"Oui, mesdames et messieurs, le monstre qui sommeille en nous ne prend pas toujours la pire des formes".

Par Christophe
Si j'avais respecté le rythme prévu, ce qui n'a, bien sûr, pas été le cas, ce billet ce serait certainement intitulé "le lundi, c'est raviolis", mais comme on n'est vendredi et qu'on ne parle pas de poisson dans notre livre du jour, je suis allé y piocher cette citation qui, bon an, mal an, plante assez bien le décor. En revanche, elle ne rend pas justice à la construction diaboliquement habile de ce livre, ni à l'humour noir qui l'habite, mais, là, ce sera à moi de jouer. Premier roman de Pierre Raufast, "la fractale des raviolis", qui vient de sortir chez Folio, est une petite merveille de drôlerie, d'imagination déjantée et d'histoires à dormir debout. On se croirait presque dans un recueil de nouvelles, mais pas du tout, tout se tient parfaitement, et on dévore cette assiette de raviolis déstructurés avec gourmandise, tant on a envie de découvrir l'histoire suivante. Ce ne sont plus des raviolis, ce sont des beignets chinois, avec les messages à l'intérieur ! Bref, si vous avez envie de vous détendre, avec une lecture légère mais pas trop, voici le livre qu'il vous faut.

Ca commence par un banal adultère. Oui, qu'il y a-t-il de plus banal, en littérature, tout du moins, qu'un homme qui trompe sa femme ? Oh, je ne porte pas de jugement moral sur la question, pas plus que sur la réaction de l'épouse bafouée. En effet, lassée de découvrir son mari au lit avec son énième maîtresse, celle-ci décide de régler la question une bonne fois pour toute.

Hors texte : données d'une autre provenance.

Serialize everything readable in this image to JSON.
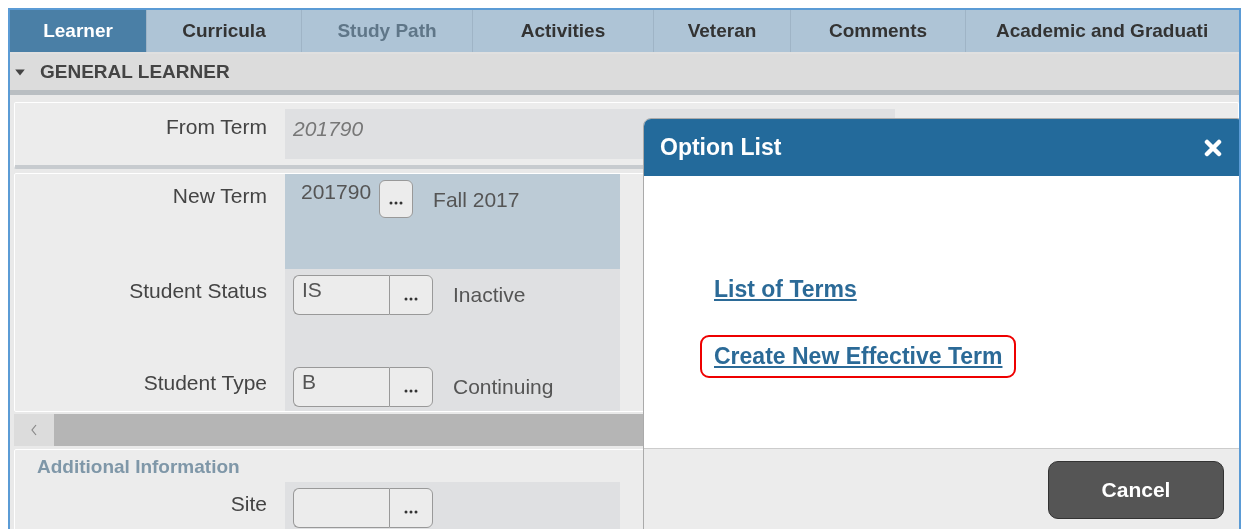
{
  "tabs": [
    {
      "label": "Learner",
      "selected": true,
      "disabled": false
    },
    {
      "label": "Curricula",
      "selected": false,
      "disabled": false
    },
    {
      "label": "Study Path",
      "selected": false,
      "disabled": true
    },
    {
      "label": "Activities",
      "selected": false,
      "disabled": false
    },
    {
      "label": "Veteran",
      "selected": false,
      "disabled": false
    },
    {
      "label": "Comments",
      "selected": false,
      "disabled": false
    },
    {
      "label": "Academic and Graduati",
      "selected": false,
      "disabled": false
    }
  ],
  "section": {
    "title": "GENERAL LEARNER",
    "expanded": true,
    "fields": [
      {
        "kind": "readonly",
        "label": "From Term",
        "value": "201790",
        "focused": false
      },
      {
        "kind": "lookup",
        "label": "New Term",
        "value": "201790",
        "description": "Fall 2017",
        "focused": true
      },
      {
        "kind": "lookup",
        "label": "Student Status",
        "value": "IS",
        "description": "Inactive",
        "focused": false
      },
      {
        "kind": "lookup",
        "label": "Student Type",
        "value": "B",
        "description": "Continuing",
        "focused": false
      }
    ]
  },
  "subsection": {
    "title": "Additional Information",
    "fields": [
      {
        "kind": "lookup",
        "label": "Site",
        "focused": false
      }
    ]
  },
  "dialog": {
    "title": "Option List",
    "options": [
      {
        "label": "List of Terms",
        "highlighted": false
      },
      {
        "label": "Create New Effective Term",
        "highlighted": true
      }
    ],
    "buttons": [
      "Cancel"
    ]
  }
}
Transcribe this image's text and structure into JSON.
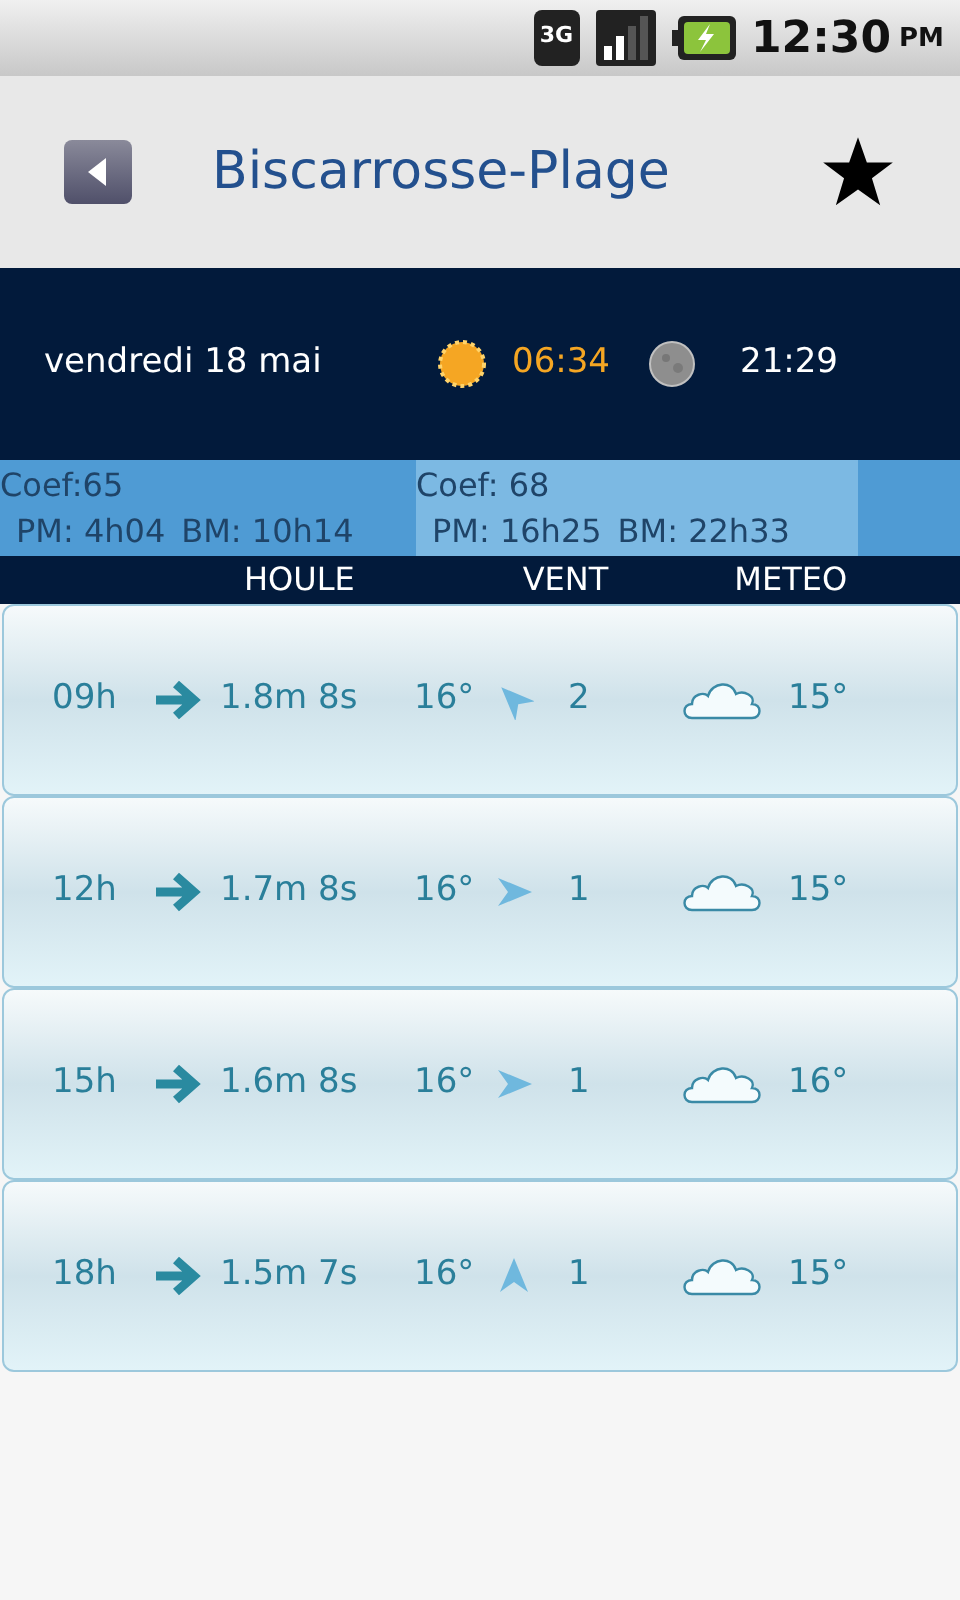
{
  "status_bar": {
    "network": "3G",
    "time": "12:30",
    "meridiem": "PM"
  },
  "header": {
    "title": "Biscarrosse-Plage",
    "favorite": true
  },
  "day": {
    "date": "vendredi 18 mai",
    "sunrise": "06:34",
    "sunset": "21:29"
  },
  "tides": [
    {
      "coef": "Coef:65",
      "pm_label": "PM:",
      "pm": "4h04",
      "bm_label": "BM:",
      "bm": "10h14",
      "selected": false
    },
    {
      "coef": "Coef: 68",
      "pm_label": "PM:",
      "pm": "16h25",
      "bm_label": "BM:",
      "bm": "22h33",
      "selected": true
    }
  ],
  "columns": [
    "HOULE",
    "VENT",
    "METEO"
  ],
  "rows": [
    {
      "time": "09h",
      "swell": "1.8m 8s",
      "water_temp": "16°",
      "kind": "northwest",
      "wind": "2",
      "air_temp": "15°"
    },
    {
      "time": "12h",
      "swell": "1.7m 8s",
      "water_temp": "16°",
      "kind": "east",
      "wind": "1",
      "air_temp": "15°"
    },
    {
      "time": "15h",
      "swell": "1.6m 8s",
      "water_temp": "16°",
      "kind": "east",
      "wind": "1",
      "air_temp": "16°"
    },
    {
      "time": "18h",
      "swell": "1.5m 7s",
      "water_temp": "16°",
      "kind": "north",
      "wind": "1",
      "air_temp": "15°"
    }
  ]
}
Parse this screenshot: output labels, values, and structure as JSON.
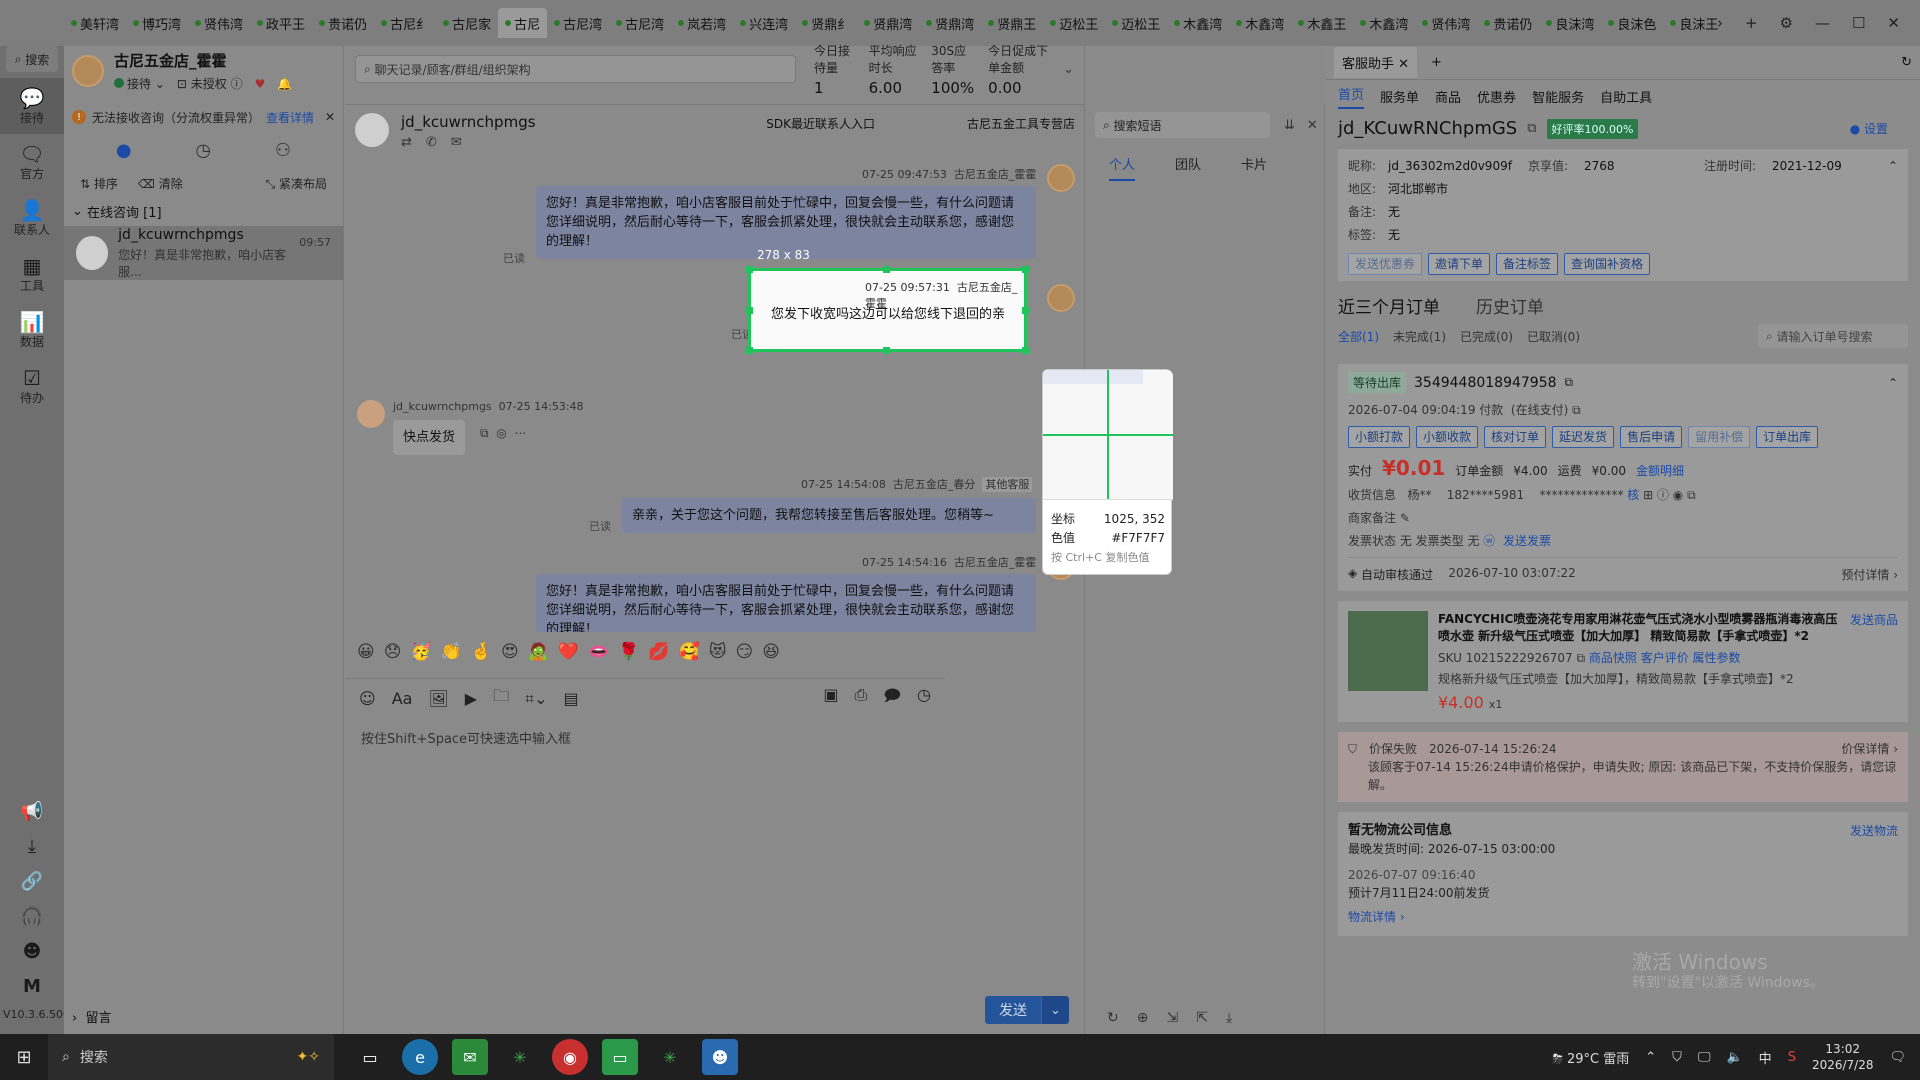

La goutte d'eau qui a fait déborder le vase, c'est l'excuse affligeante du mari volage, pris la main dans le pot de confiture, enfin, euh, je ne suis pas certain que l'expression soit très judicieusement choisie, au vu des circonstances... Disons que, pris en flagrant délit, l'époux n'a pu que bredouiller à sa légitime épouse qu'il avait "sauté cette autre femme par inadvertance"...
Inadvertance !! Mais quelle pitoyable explication !! Inacceptable, plus encore que l'acte lui-même. Cette fois, c'en est trop, l'épouse ne peut retenir sa colère et décide de faire passer de vie à trépas le coureur de jupons, histoire de lui apprendre la politesse, une bonne fois pour toute. Et, qu'on se le dise, lorsqu'il agonisera, elle lui dira droit dans les yeux vitreux que ça n'a rien d'une inadvertance...
Mais, comment faire ? Le poison lui vient naturellement à l'idée. Et, dans la foulée, un plan machiavélique, un genre de crime (presque) parfait : mettre la substance létale dans le plat favori de la victime désignée. Voilà bien longtemps qu'elle n'a pas fait de raviolis, un mets dont raffole Marc, le mari volage, et qui lui rappelle sa mère... L'idéal !
La préparation se passe comme sur des roulettes, l'épouse pense même avoir réussi à brouiller les pistes et à faire croire à un terrible accident. Mais, au moment crucial, le grain de sable dans la mécanique... D'un seul coup, le plan génial menace de virer à la catastrophe, alors, il faut intervenir et...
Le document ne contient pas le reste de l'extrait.